Down on the coast, it's pretty weedy, but a few native plants persist here.  Tetragonia is an edible, scrambling, slightly fleshy, plant in the ice-plant family Aizoaceae; this one is probably T. trigyna.
Tetragonia trigyna
A relative in the same family was also common on the coast: Disphyma australe.
Disphyma australe
At the high point of the track, there are more turbines, and on the cliff top two old gun emplacements from World War II.  Here the track descends again towards Opau Bay.
Looking south to Opau Bay
In the gully here a few trees of Pennantia corymbosa form the beginnings of a low forest among the mostly native scrub of tauhinu and coprosma.
Pennantia corymbosa
A few plants of Clematis forsteri were in flower among the scrub.  Sabrina said they smelled like feijoa fruit and she could smell them from a few metres away, whereas I could detect no scent even close up.  Callum said feijoa too, independently.  All the ones we saw were male.
Clematis forsteri
The flowers are pale yellow, and hairy on the backs of the sepals:
Clematis forsteri male flower
One patch was heavily infested with a rust fungus that distorted the growth of stems and leaves.  The little pink dots on the right hand piece are pustules where spores are released.
Clematis forsteri, infected by rust fungus (right) and not infected (left).

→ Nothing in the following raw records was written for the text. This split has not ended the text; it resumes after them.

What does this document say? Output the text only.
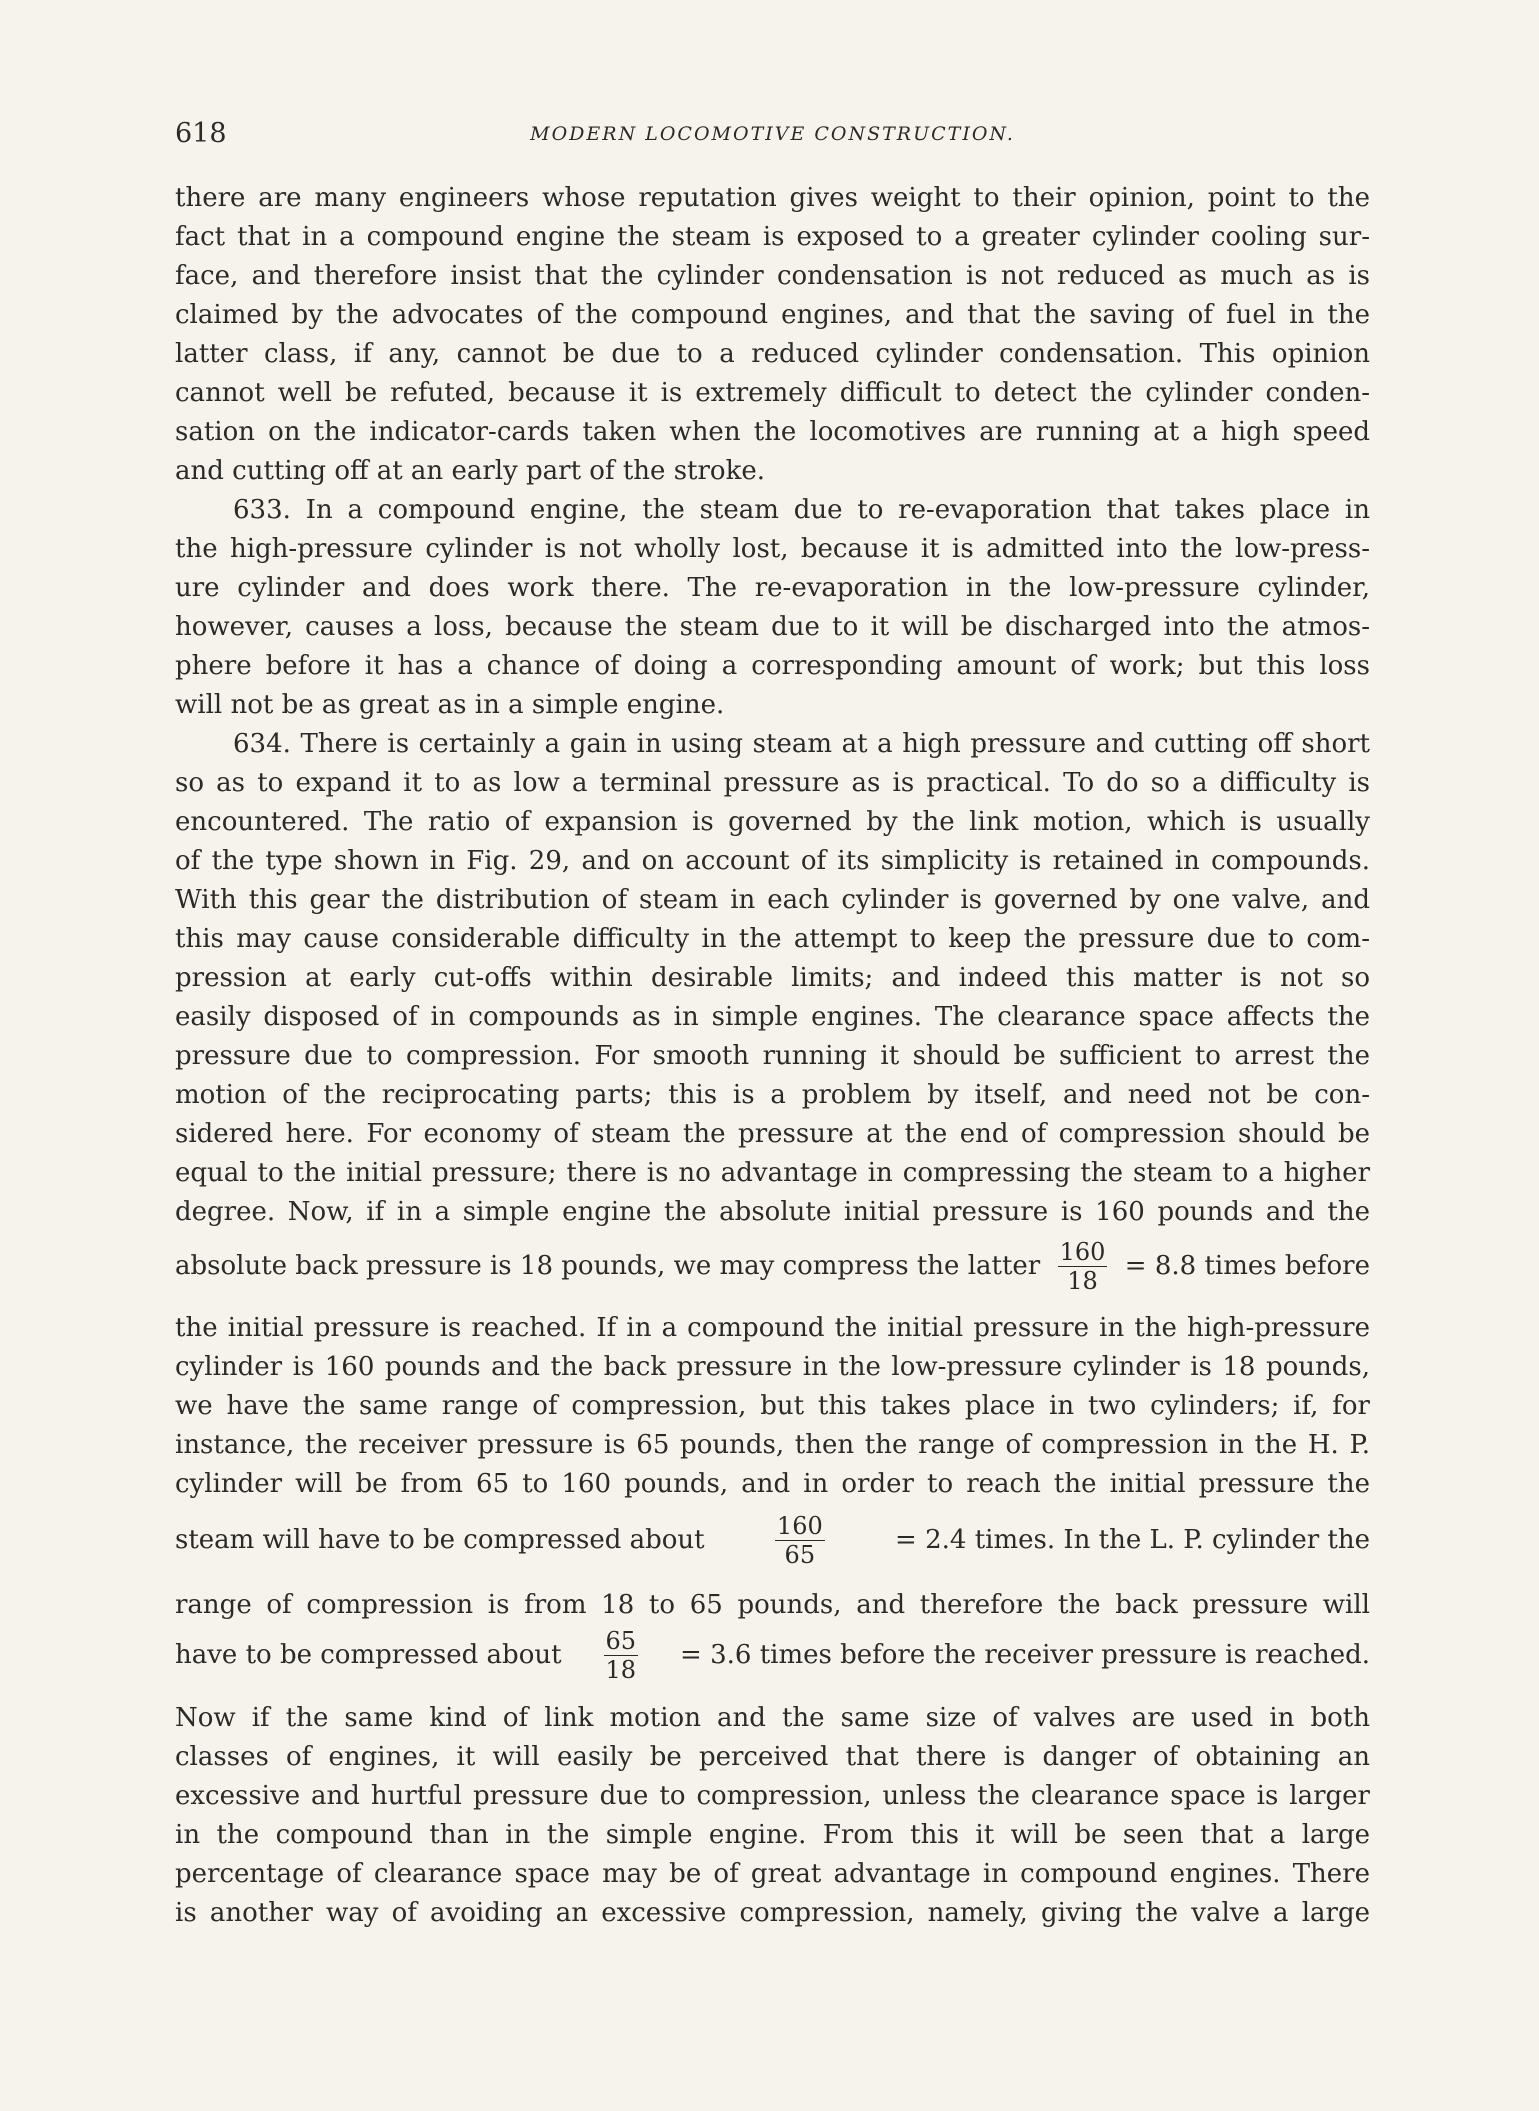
618	MODERN LOCOMOTIVE CONSTRUCTION.
there are many engineers whose reputation gives weight to their opinion, point to the
fact that in a compound engine the steam is exposed to a greater cylinder cooling sur-
face, and therefore insist that the cylinder condensation is not reduced as much as is
claimed by the advocates of the compound engines, and that the saving of fuel in the
latter class, if any, cannot be due to a reduced cylinder condensation. This opinion
cannot well be refuted, because it is extremely difficult to detect the cylinder conden-
sation on the indicator-cards taken when the locomotives are running at a high speed
and cutting off at an early part of the stroke.
633. In a compound engine, the steam due to re-evaporation that takes place in
the high-pressure cylinder is not wholly lost, because it is admitted into the low-press-
ure cylinder and does work there. The re-evaporation in the low-pressure cylinder,
however, causes a loss, because the steam due to it will be discharged into the atmos-
phere before it has a chance of doing a corresponding amount of work; but this loss
will not be as great as in a simple engine.
634. There is certainly a gain in using steam at a high pressure and cutting off short
so as to expand it to as low a terminal pressure as is practical. To do so a difficulty is
encountered. The ratio of expansion is governed by the link motion, which is usually
of the type shown in Fig. 29, and on account of its simplicity is retained in compounds.
With this gear the distribution of steam in each cylinder is governed by one valve, and
this may cause considerable difficulty in the attempt to keep the pressure due to com-
pression at early cut-offs within desirable limits; and indeed this matter is not so
easily disposed of in compounds as in simple engines. The clearance space affects the
pressure due to compression. For smooth running it should be sufficient to arrest the
motion of the reciprocating parts; this is a problem by itself, and need not be con-
sidered here. For economy of steam the pressure at the end of compression should be
equal to the initial pressure; there is no advantage in compressing the steam to a higher
degree. Now, if in a simple engine the absolute initial pressure is 160 pounds and the
absolute back pressure is 18 pounds, we may compress the latter $\frac{160}{18} = 8.8$ times before
the initial pressure is reached. If in a compound the initial pressure in the high-pressure
cylinder is 160 pounds and the back pressure in the low-pressure cylinder is 18 pounds,
we have the same range of compression, but this takes place in two cylinders; if, for
instance, the receiver pressure is 65 pounds, then the range of compression in the H. P.
cylinder will be from 65 to 160 pounds, and in order to reach the initial pressure the
steam will have to be compressed about	$\frac{160}{65}$	= 2.4 times. In the L. P. cylinder the
range of compression is from 18 to 65 pounds, and therefore the back pressure will
have to be compressed about $\frac{65}{18} = 3.6$ times before the receiver pressure is reached.
Now if the same kind of link motion and the same size of valves are used in both
classes of engines, it will easily be perceived that there is danger of obtaining an
excessive and hurtful pressure due to compression, unless the clearance space is larger
in the compound than in the simple engine. From this it will be seen that a large
percentage of clearance space may be of great advantage in compound engines. There
is another way of avoiding an excessive compression, namely, giving the valve a large
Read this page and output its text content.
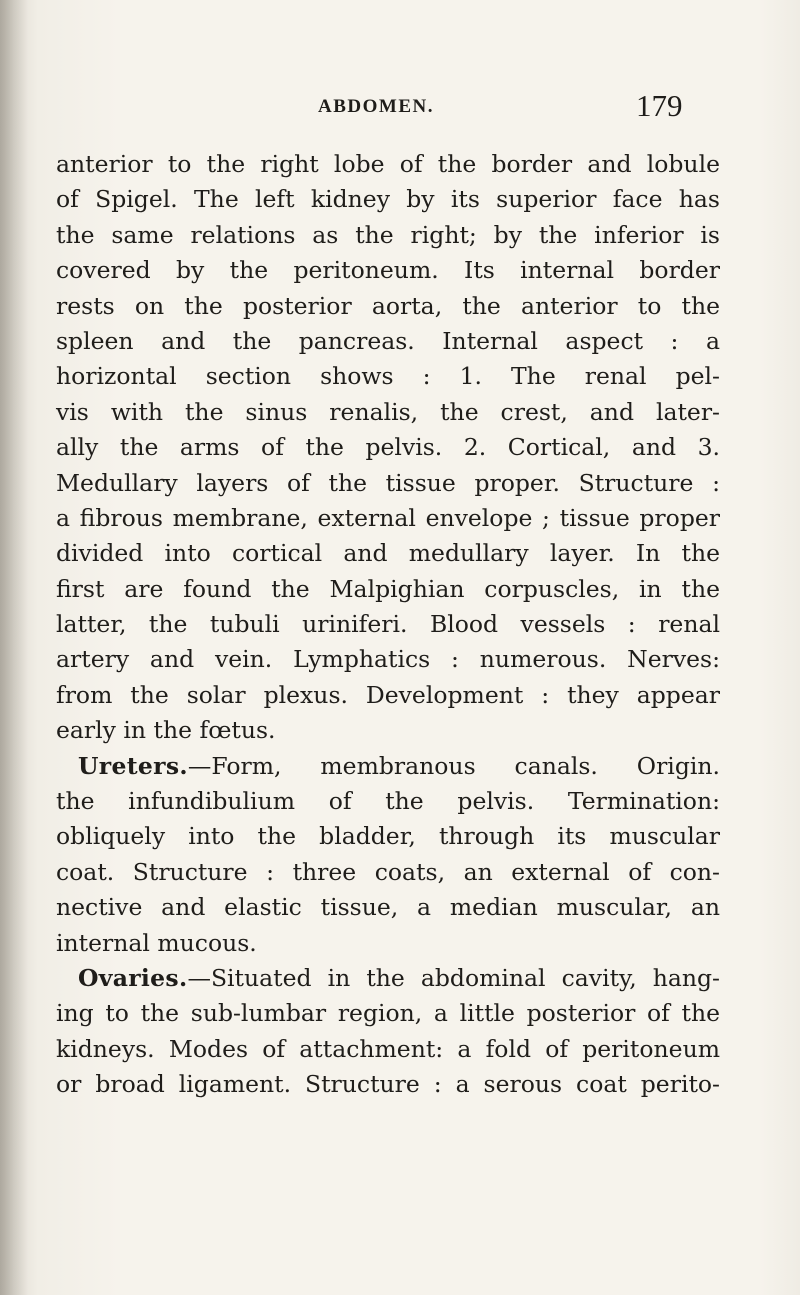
ABDOMEN.	179
anterior to the right lobe of the border and lobule
of Spigel. The left kidney by its superior face has
the same relations as the right; by the inferior is
covered by the peritoneum. Its internal border
rests on the posterior aorta, the anterior to the
spleen and the pancreas. Internal aspect : a
horizontal section shows : 1. The renal pel-
vis with the sinus renalis, the crest, and later-
ally the arms of the pelvis. 2. Cortical, and 3.
Medullary layers of the tissue proper. Structure :
a fibrous membrane, external envelope ; tissue proper
divided into cortical and medullary layer. In the
first are found the Malpighian corpuscles, in the
latter, the tubuli uriniferi. Blood vessels : renal
artery and vein. Lymphatics : numerous. Nerves:
from the solar plexus. Development : they appear
early in the fœtus.
Ureters.—Form, membranous canals. Origin.
the infundibulium of the pelvis. Termination:
obliquely into the bladder, through its muscular
coat. Structure : three coats, an external of con-
nective and elastic tissue, a median muscular, an
internal mucous.
Ovaries.—Situated in the abdominal cavity, hang-
ing to the sub-lumbar region, a little posterior of the
kidneys. Modes of attachment: a fold of peritoneum
or broad ligament. Structure : a serous coat perito-
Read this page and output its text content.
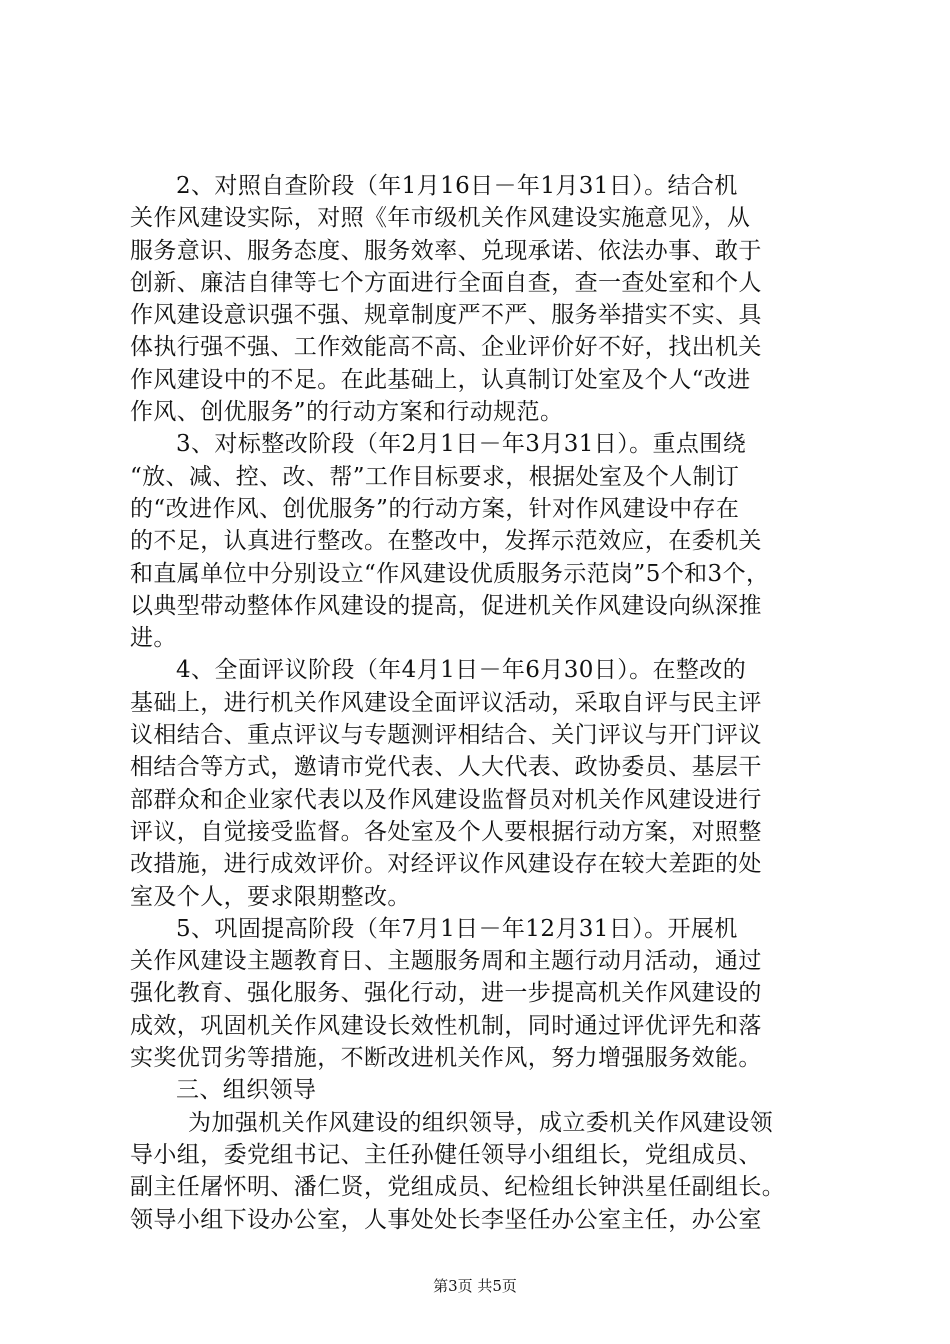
2、对照自查阶段（年1月16日－年1月31日）。结合机
关作风建设实际，对照《年市级机关作风建设实施意见》，从
服务意识、服务态度、服务效率、兑现承诺、依法办事、敢于
创新、廉洁自律等七个方面进行全面自查，查一查处室和个人
作风建设意识强不强、规章制度严不严、服务举措实不实、具
体执行强不强、工作效能高不高、企业评价好不好，找出机关
作风建设中的不足。在此基础上，认真制订处室及个人“改进
作风、创优服务”的行动方案和行动规范。
3、对标整改阶段（年2月1日－年3月31日）。重点围绕
“放、减、控、改、帮”工作目标要求，根据处室及个人制订
的“改进作风、创优服务”的行动方案，针对作风建设中存在
的不足，认真进行整改。在整改中，发挥示范效应，在委机关
和直属单位中分别设立“作风建设优质服务示范岗”5个和3个，
以典型带动整体作风建设的提高，促进机关作风建设向纵深推
进。
4、全面评议阶段（年4月1日－年6月30日）。在整改的
基础上，进行机关作风建设全面评议活动，采取自评与民主评
议相结合、重点评议与专题测评相结合、关门评议与开门评议
相结合等方式，邀请市党代表、人大代表、政协委员、基层干
部群众和企业家代表以及作风建设监督员对机关作风建设进行
评议，自觉接受监督。各处室及个人要根据行动方案，对照整
改措施，进行成效评价。对经评议作风建设存在较大差距的处
室及个人，要求限期整改。
5、巩固提高阶段（年7月1日－年12月31日）。开展机
关作风建设主题教育日、主题服务周和主题行动月活动，通过
强化教育、强化服务、强化行动，进一步提高机关作风建设的
成效，巩固机关作风建设长效性机制，同时通过评优评先和落
实奖优罚劣等措施，不断改进机关作风，努力增强服务效能。
三、组织领导
为加强机关作风建设的组织领导，成立委机关作风建设领
导小组，委党组书记、主任孙健任领导小组组长，党组成员、
副主任屠怀明、潘仁贤，党组成员、纪检组长钟洪星任副组长。
领导小组下设办公室，人事处处长李坚任办公室主任，办公室
第3页 共5页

Some quite spectacular weeds grow in places along the coast.  Artemisia arborescens is a common hedge plant in coastal areas and has probably spread here from the nearby settlement.
Artemisia arborescens.

Aloe saponaria was growing beside one of the gun emplacements.  I wonder if it was originally planted there by the gun crews.
Aloe saponaria

Although we had an almost still day, there's no doubt this is a windy coast.  First of course, the decision to put a wind farm here reflects that, but also many of the plants are wind-shorn.  This Melicytus alpinus was so stunted that it was almost a solid outer shell of wood, with a few fleshy leaves attached.

Melicytus alpinus.

They say you can't beat Wellington on a good day.  I think the statement is deliberately ambiguous; it could refer to the rugby team, or to the weather.  Whatever, today was a good day.